Friday, October 15, 2010

Greg Dulli, Violins, Cellos, John Curley, (Double Door 10.14.10)

My wife and I have seen Greg in recent years playing on 2 tours with Twilight Singers as well as with Mark Lanegan in the goth trudge of Gutter Twins. So there were a few strange things to note about this show. Greg took the stage in the 11 o'clock hour, not past the witching hour which he has the other times. In this stripped down version of the songs there was less of an emphasis on the gloom of some of the songs and more an attempt to showcase the lyrics. Greg played acoustic guitar and had cello, violin and bass to accompany him. Definitely a shift from his previous performances. For me, this worked, but I wonder what this sound would be if he would not have had the acoustic guitar and stuck with the strings. I think they canceled each other out a bit. The cello and violin are inherently more emotive instruments alone than the acoustic guitar. But I applaud the attempt to keep it fresh. I think the main idea was to showcase Greg's impressive song-writing, which sometimes is lost because his vocal delivery is so instant and overpowering. Greg played a good mix of songs from his solo effort Amber Headlights, as well as Twilight Singers' songs. Halfway through I would say this quieter sound had worked well... until he introduced the guest bassist, John Curley. Yes that John, the same that played in Afghan Whigs with Greg. Now the crowd was really amped and started chanting John's name. One would expect Dulli fans to know full well who John Curley is and realize why this had turned into a memorable show at this point. They easily slipped into several Whigs songs and some other songs as well, including my favorite song of the evening "Bonnie Brae". They also played a cover of Bjork's "Hyperballad".

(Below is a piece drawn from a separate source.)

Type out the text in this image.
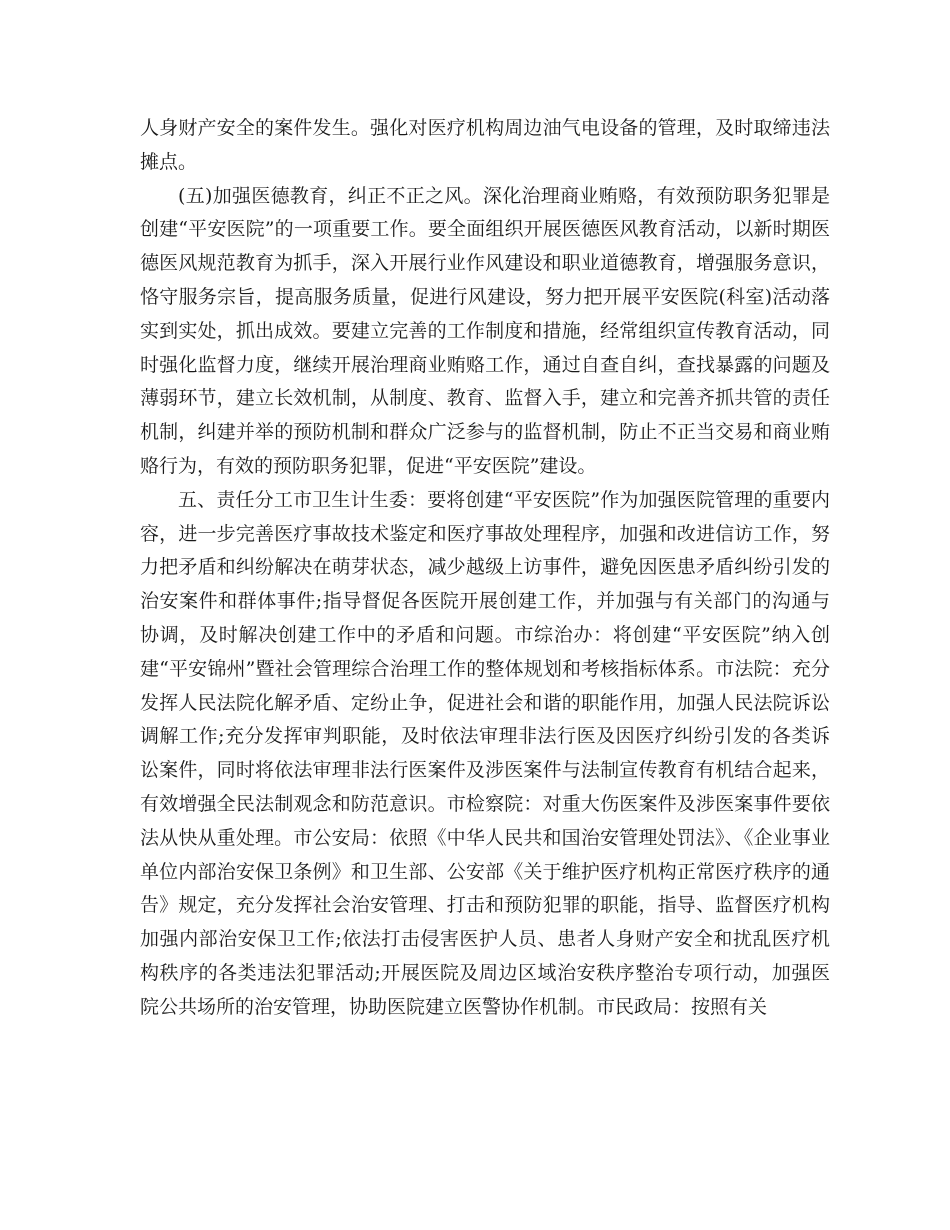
人身财产安全的案件发生。强化对医疗机构周边油气电设备的管理，及时取缔违法摊点。

(五)加强医德教育，纠正不正之风。深化治理商业贿赂，有效预防职务犯罪是创建“平安医院”的一项重要工作。要全面组织开展医德医风教育活动，以新时期医德医风规范教育为抓手，深入开展行业作风建设和职业道德教育，增强服务意识，恪守服务宗旨，提高服务质量，促进行风建设，努力把开展平安医院(科室)活动落实到实处，抓出成效。要建立完善的工作制度和措施，经常组织宣传教育活动，同时强化监督力度，继续开展治理商业贿赂工作，通过自查自纠，查找暴露的问题及薄弱环节，建立长效机制，从制度、教育、监督入手，建立和完善齐抓共管的责任机制，纠建并举的预防机制和群众广泛参与的监督机制，防止不正当交易和商业贿赂行为，有效的预防职务犯罪，促进“平安医院”建设。

五、责任分工市卫生计生委：要将创建“平安医院”作为加强医院管理的重要内容，进一步完善医疗事故技术鉴定和医疗事故处理程序，加强和改进信访工作，努力把矛盾和纠纷解决在萌芽状态，减少越级上访事件，避免因医患矛盾纠纷引发的治安案件和群体事件;指导督促各医院开展创建工作，并加强与有关部门的沟通与协调，及时解决创建工作中的矛盾和问题。市综治办：将创建“平安医院”纳入创建“平安锦州”暨社会管理综合治理工作的整体规划和考核指标体系。市法院：充分发挥人民法院化解矛盾、定纷止争，促进社会和谐的职能作用，加强人民法院诉讼调解工作;充分发挥审判职能，及时依法审理非法行医及因医疗纠纷引发的各类诉讼案件，同时将依法审理非法行医案件及涉医案件与法制宣传教育有机结合起来，有效增强全民法制观念和防范意识。市检察院：对重大伤医案件及涉医案事件要依法从快从重处理。市公安局：依照《中华人民共和国治安管理处罚法》、《企业事业单位内部治安保卫条例》和卫生部、公安部《关于维护医疗机构正常医疗秩序的通告》规定，充分发挥社会治安管理、打击和预防犯罪的职能，指导、监督医疗机构加强内部治安保卫工作;依法打击侵害医护人员、患者人身财产安全和扰乱医疗机构秩序的各类违法犯罪活动;开展医院及周边区域治安秩序整治专项行动，加强医院公共场所的治安管理，协助医院建立医警协作机制。市民政局：按照有关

Toward the end someone fainted up front. Go figure, the temperature in there was bearable and they have the fancy big fan above the audience at Double Door now. I remember feeling faint at a metal concert there in the summer once. Greg asked if they were okay and then said he needed "a clean-up in aisle 4".

The band left the stage and the crowd kept the constant cheer that started when Greg introduced John. After a handful of minutes spent cheering loudly they came back out and played a few more songs for which John joined the band again.

This show proved Greg understands he can't always be the dark anguished figure in the corner. Don't get me wrong, I like that Greg, but I also love some of the more nuanced music he has put out as well. I will always remember this show for John and I think Greg was well served to add John half-way through. He knew the way the crowd would react and this boost ran high till the end of the encore. It's obvious there is a lot of magic with the paring of John and Greg and it leads Whigs fans to logically question whether we will see a fully re-formed Afghan Whigs band in the near future. Up to a few years ago, I would have said an emphatic 'no' with not only the words that Greg said about a reunion but also with the way he said them. He was sure that there would be nothing to be added by them reforming. This always surprised me a bit because the quality of Greg's musical ventures, as well as Staggering Statistics and Moon Maan - the other Whigs spin-off bands were also very good. These guys never seemed from my outside position to be really angry with one another. They seemed to be one of the few bands that truthfully said musical differences made them stop making music. We all know usually there are bigger broken relationship issues that contribute to the music stopping. Maybe the band gets together again and gives the old motor a try to see how she runs. I certainly hope so.